Andrew G. Kireta Jr., president and CEO of the Copper Development Association (CDA), recognizes copper’s importance, saying, “Copper is and always has been critical to our economic and national security but now to the clean energy transition as well.”

Which is why the CDA, based in McClean, Virginia, is urging for copper to be added to the U.S. Critical Minerals List.

According to a new report from the CDA, copper now meets the U.S. Geological Survey’s (USGS’) benchmark Supply Risk score of 0.4 for automatic inclusion on the U.S. Critical Minerals List. The CDA says the report replicates the USGS methodology used to determine mineral criticality.

Originally created in 2018, the U.S. Critical Minerals List contains minerals deemed essential to U.S. economic or national security that have supply chains vulnerable to disruption. The list by statute is intended to be updated every three years at a minimum, however, the Secretary of the Interior can update it at any time. When compiling the 2022 list, the USGS used 2018 data, which meant copper missed the required 0.4 supply risk score threshold for automatic inclusion, CDA says.
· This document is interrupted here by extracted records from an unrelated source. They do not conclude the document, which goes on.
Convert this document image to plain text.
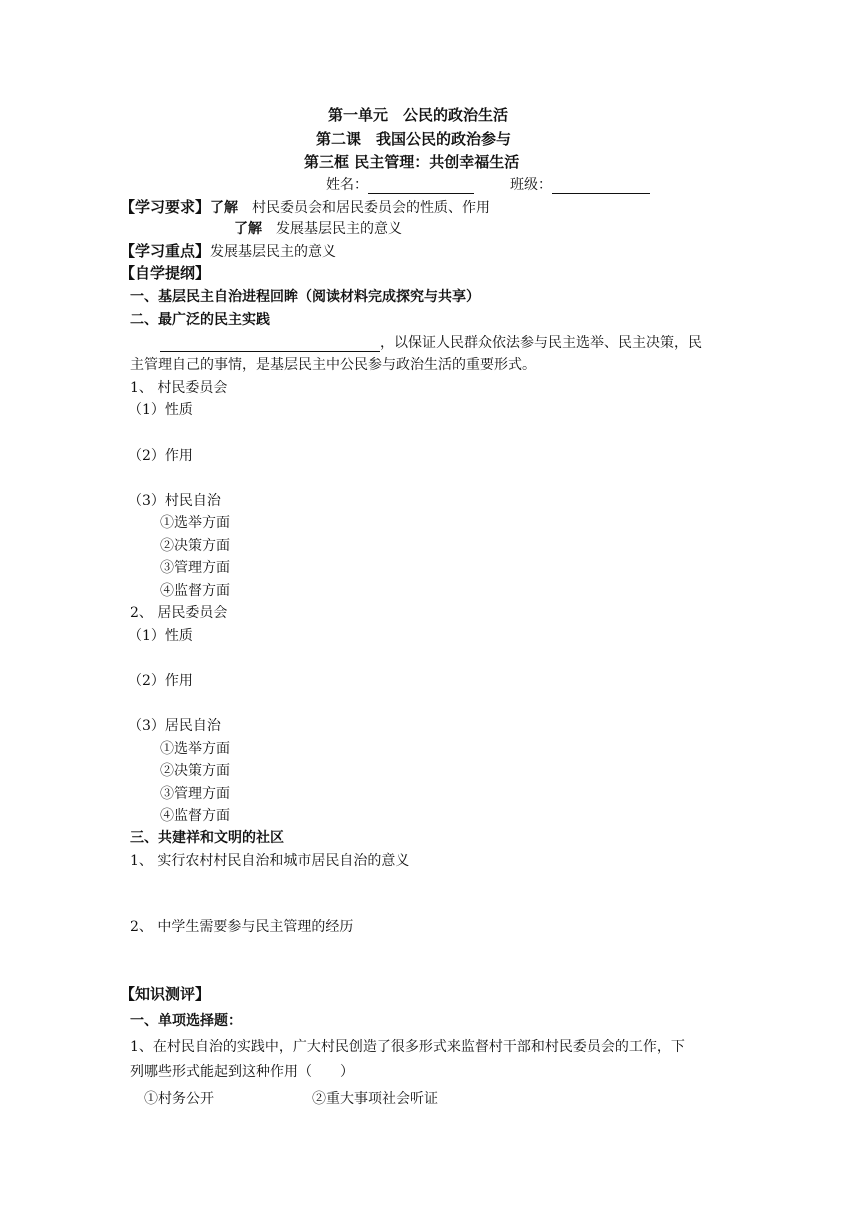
第一单元　公民的政治生活
第二课　我国公民的政治参与
第三框 民主管理：共创幸福生活
姓名：	班级：
【学习要求】了解 村民委员会和居民委员会的性质、作用
了解 发展基层民主的意义
【学习重点】发展基层民主的意义
【自学提纲】
一、基层民主自治进程回眸（阅读材料完成探究与共享）
二、最广泛的民主实践
，以保证人民群众依法参与民主选举、民主决策，民
主管理自己的事情，是基层民主中公民参与政治生活的重要形式。
1、 村民委员会
（1）性质
（2）作用
（3）村民自治
①选举方面
②决策方面
③管理方面
④监督方面
2、 居民委员会
（1）性质
（2）作用
（3）居民自治
①选举方面
②决策方面
③管理方面
④监督方面
三、共建祥和文明的社区
1、 实行农村村民自治和城市居民自治的意义
2、 中学生需要参与民主管理的经历
【知识测评】
一、单项选择题：
1、在村民自治的实践中，广大村民创造了很多形式来监督村干部和村民委员会的工作，下
列哪些形式能起到这种作用（　　）
①村务公开	②重大事项社会听证
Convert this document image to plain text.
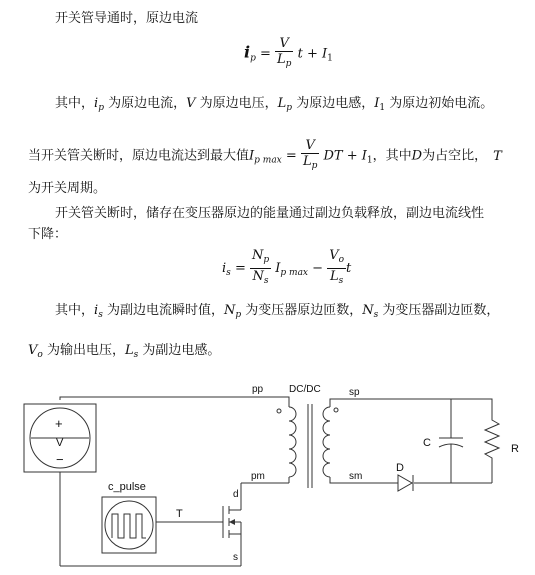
开关管导通时，原边电流
$i_p = \frac{V}{L_p}$ $t + I_1$
其中，$i_p$ 为原边电流，V 为原边电压，$L_p$ 为原边电感，$I_1$ 为原边初始电流。
当开关管关断时，原边电流达到最大值$I_{p max} = \frac{V}{L_p}$ DT + $I_1$，其中D为占空比， T
为开关周期。
开关管关断时，储存在变压器原边的能量通过副边负载释放，副边电流线性
下降：
$i_s = \frac{N_p}{N_s} I_{p max} - \frac{V_o}{L_s}$ t
其中，$i_s$ 为副边电流瞬时值，$N_p$ 为变压器原边匝数，$N_s$ 为变压器副边匝数，
$V_o$ 为输出电压，$L_s$ 为副边电感。
pp	DC/DC	sp
pm	sm
C	R
D
V
+
−
c_pulse
T
d
s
“Because USGS data was considerably out of date upon the release of the 2022 Critical Minerals List, and the risks to copper from imports has increased dramatically, we engaged an analyst to update copper’s supply risk score with the most recently available data to 2022,” Kireta says.

New USGS data show the share of copper consumption met by net imports has increased from 33 percent in 2018 to 44 percent in 2021 and 41 percent in 2022. In the first half of 2022, the net import reliance stood at 48 percent, the CDA says.

The CDA report calculates copper’s Supply Risk score in 2022 as 0.423, while the four-year weighted average score is 0.407. Both figures are above the USGS 0.4 threshold for automatic inclusion on the list.

Despite the red metal’s potential and the vital role it plays within the U.S., copper scrap demand has softened and spreads relative to the terminal market have widened, an executive with a scrap processing company based in Ohio says.

“It’s totally confusing,” a scrap processor based in Chicago says, referring to the swings in pricing and the variability in spreads relative to the terminal market price.

However, he says he also believes in the upward momentum for the metal in the long term, citing a report from Goldman Sachs about a looming shortage and higher pricing to come.

“Everyone would tell you it’s a little slow right now,” he continues, adding that it’s not uncommon to start the year in a lull. However, he says, people are calling in search of copper scrap, seemingly willing to go longer on their inventories than they had been at the end of 2022 and the start of 2023.

Other consumers, however, have backed off a little on their scrap buying because they are worried about moving their existing products. “Any pause is just that—a pause,” the Chicago-based processor says, predicting that copper is poised to jump in pricing in the second quarter of this year.

The executive based in Ohio says scrap flow has remained steady with the mild weather in the Midwest. “Retail flow normally wanes in January and February, but it has held somewhat steady,” he adds.

He says aluminum scrap for primary mills is difficult to move in the spot market as of mid-February, though orders are being placed a month ahead. “Secondary [demand] has gotten better.”